How could it not be? The Court accepted his arguments, reversed the lower courts, and allowed the use of entrapment as a defense in such cases. Whether it was a valid defense, the Court ruled, was something for a jury to decide.

 

“I have gotten some notoriety, defended some villains and taken some controversial positions,” says Gimbel. Along the way, he’s learned to speak truth to power. Recently, at a sentencing hearing, Gimbel felt that a judge was demeaning his client during questioning. So he spoke up: “I feel that you are my client’s adversary right now, Your Honor.”

Bang! The gavel went down instantly. “We’re taking a recess,” growled the judge. After the break, from the bench, he told Gimbel he didn’t agree with him and felt the inquiries were perfectly reasonable. “Nevertheless,” Gimbel says with a twinkle, “the judge departed from the sentencing guidelines to my client’s benefit.

“In addition, I’ve been in front of him [since then] and he’s treated me well. Young lawyers would not have the temerity to speak up—you get more license when you’ve been around a long time. There are some advantages in selecting a 73-year-old lawyer,” Gimbel says.

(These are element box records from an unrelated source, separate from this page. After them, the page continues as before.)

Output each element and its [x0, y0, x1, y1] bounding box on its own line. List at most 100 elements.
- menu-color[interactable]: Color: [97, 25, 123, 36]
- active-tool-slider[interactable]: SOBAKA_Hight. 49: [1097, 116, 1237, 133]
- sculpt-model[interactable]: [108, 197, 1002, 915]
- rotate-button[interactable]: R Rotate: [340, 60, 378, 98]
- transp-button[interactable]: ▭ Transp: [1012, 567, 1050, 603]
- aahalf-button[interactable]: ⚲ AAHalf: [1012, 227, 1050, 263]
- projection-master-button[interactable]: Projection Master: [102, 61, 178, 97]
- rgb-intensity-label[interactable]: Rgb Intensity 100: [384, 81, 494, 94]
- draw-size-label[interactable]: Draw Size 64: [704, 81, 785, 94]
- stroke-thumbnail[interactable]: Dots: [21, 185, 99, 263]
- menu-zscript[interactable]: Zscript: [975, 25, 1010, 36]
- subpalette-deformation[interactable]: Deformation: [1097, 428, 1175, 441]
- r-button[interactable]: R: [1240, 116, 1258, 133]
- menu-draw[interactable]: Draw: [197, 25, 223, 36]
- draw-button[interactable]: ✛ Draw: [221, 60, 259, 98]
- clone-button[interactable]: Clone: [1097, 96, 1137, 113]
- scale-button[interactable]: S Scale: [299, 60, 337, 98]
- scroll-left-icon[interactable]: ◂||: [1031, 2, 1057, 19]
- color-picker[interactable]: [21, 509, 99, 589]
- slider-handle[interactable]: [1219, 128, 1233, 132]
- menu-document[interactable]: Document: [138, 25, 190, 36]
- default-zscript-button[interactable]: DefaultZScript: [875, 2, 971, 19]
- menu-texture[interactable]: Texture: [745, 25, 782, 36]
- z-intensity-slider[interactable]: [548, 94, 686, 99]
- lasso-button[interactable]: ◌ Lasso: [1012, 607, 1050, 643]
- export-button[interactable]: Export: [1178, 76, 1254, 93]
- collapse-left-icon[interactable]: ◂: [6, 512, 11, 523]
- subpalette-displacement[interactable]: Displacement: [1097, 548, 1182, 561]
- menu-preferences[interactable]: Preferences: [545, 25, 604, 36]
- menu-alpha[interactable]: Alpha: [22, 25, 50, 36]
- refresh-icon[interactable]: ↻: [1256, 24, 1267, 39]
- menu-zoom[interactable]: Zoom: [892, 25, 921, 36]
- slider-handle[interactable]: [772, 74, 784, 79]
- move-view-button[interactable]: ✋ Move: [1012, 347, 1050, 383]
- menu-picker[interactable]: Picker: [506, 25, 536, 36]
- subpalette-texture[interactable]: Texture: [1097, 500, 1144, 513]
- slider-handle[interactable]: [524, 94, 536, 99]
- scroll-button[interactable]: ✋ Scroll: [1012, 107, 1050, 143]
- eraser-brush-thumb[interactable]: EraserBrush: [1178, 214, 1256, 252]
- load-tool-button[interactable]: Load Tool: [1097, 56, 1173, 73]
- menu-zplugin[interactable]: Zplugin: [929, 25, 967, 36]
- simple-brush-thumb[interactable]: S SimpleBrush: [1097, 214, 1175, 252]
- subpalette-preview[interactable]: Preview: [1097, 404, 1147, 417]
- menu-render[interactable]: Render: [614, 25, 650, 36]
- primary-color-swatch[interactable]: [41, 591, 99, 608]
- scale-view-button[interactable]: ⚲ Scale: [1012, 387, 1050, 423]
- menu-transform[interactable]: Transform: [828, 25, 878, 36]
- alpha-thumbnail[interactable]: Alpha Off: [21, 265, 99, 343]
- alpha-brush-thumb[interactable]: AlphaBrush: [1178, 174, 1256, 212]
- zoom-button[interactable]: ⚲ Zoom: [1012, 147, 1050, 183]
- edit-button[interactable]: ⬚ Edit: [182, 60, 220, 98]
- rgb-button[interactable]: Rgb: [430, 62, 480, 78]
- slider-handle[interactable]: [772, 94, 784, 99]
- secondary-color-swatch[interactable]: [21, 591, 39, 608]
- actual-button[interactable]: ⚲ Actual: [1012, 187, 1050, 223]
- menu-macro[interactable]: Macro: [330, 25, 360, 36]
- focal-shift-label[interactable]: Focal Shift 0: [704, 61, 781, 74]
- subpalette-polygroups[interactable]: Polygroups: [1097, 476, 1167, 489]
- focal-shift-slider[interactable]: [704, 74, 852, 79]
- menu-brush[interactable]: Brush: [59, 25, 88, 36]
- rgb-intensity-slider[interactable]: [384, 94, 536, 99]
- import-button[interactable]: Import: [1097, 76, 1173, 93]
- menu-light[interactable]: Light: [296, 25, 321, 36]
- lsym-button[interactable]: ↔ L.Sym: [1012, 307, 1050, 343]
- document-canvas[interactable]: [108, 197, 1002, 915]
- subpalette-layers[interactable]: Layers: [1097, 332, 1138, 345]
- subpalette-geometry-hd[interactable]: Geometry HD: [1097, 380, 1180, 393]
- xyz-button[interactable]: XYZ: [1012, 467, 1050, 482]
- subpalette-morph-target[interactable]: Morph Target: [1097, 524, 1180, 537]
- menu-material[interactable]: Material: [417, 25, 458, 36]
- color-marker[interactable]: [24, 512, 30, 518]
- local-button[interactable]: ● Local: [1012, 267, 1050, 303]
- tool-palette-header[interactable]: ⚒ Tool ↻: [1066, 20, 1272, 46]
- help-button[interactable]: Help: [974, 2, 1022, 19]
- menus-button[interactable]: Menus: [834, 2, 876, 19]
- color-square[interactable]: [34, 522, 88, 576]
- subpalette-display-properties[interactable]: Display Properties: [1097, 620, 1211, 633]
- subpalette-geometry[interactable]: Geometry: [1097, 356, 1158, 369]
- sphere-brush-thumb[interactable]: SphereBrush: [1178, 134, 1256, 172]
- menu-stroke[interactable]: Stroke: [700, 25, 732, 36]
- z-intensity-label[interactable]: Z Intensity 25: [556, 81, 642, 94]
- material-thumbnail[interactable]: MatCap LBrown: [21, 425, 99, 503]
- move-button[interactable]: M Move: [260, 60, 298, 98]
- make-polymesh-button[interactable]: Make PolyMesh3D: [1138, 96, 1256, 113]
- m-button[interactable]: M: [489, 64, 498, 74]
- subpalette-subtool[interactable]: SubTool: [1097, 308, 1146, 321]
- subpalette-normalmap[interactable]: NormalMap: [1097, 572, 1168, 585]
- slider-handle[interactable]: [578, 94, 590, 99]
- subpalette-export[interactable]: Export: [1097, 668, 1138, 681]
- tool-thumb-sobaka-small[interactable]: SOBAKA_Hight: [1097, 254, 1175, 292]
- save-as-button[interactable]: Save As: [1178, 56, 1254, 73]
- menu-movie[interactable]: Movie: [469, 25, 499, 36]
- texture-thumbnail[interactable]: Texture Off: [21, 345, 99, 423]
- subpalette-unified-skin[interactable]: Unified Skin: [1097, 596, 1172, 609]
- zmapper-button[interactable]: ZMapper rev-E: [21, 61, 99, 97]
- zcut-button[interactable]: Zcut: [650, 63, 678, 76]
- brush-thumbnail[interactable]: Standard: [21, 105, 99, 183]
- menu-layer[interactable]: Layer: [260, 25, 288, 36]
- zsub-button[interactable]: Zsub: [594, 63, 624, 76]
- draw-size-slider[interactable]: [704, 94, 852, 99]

Truthfully, it would be hard to select a lawyer who looks less like a graybeard than Gimbel does. Smoothly shaved bald, a legacy of successful cancer treatment eight years ago, he is sharply turned out in black shirt and off-white suit on the day of our visit. He is trim, tan and youthful, the legacy of a regimen of rowing, biking and stretches prescribed by his second wife, Anne, a yoga instructor.

On his wrist is another unusual touch: four plastic bands. The blue, in honor of his father-in-law, symbolizes his support for Alzheimer’s disease research; the orange is for Ronald McDonald House; red is for the Leukemia & Lymphoma Society and the second red is for ALS Research. This last he wears in honor of a partner, an ALS patient who is still of counsel to the firm, although he can no longer work.

Members of the firm are expected to contribute as much as they can, and if they are at the lower end of the billable range—as Gimbel often is because of his extensive community involvement—to bring in business.

“I’m still selling—I’m still the rainmaker,” he says, noting that his pro bono work often brings him in contact with paying clients. He has even had his own news segment every Friday morning on WITI Channel 6: “Frank’s Legal Opinion.”

“He’s not motivated by money,” says retired WITI station general manager Andy Potos, who hired Frank for his first TV gig in 1980, as well as made him the station’s lawyer. “Frank is very bright and interested in doing what’s right. He just hates losing and loves winning.”

Gimbel agrees. “It’s fun to go to trial,” he says, as he heads out into the no-longer-so-mean streets of Milwaukee.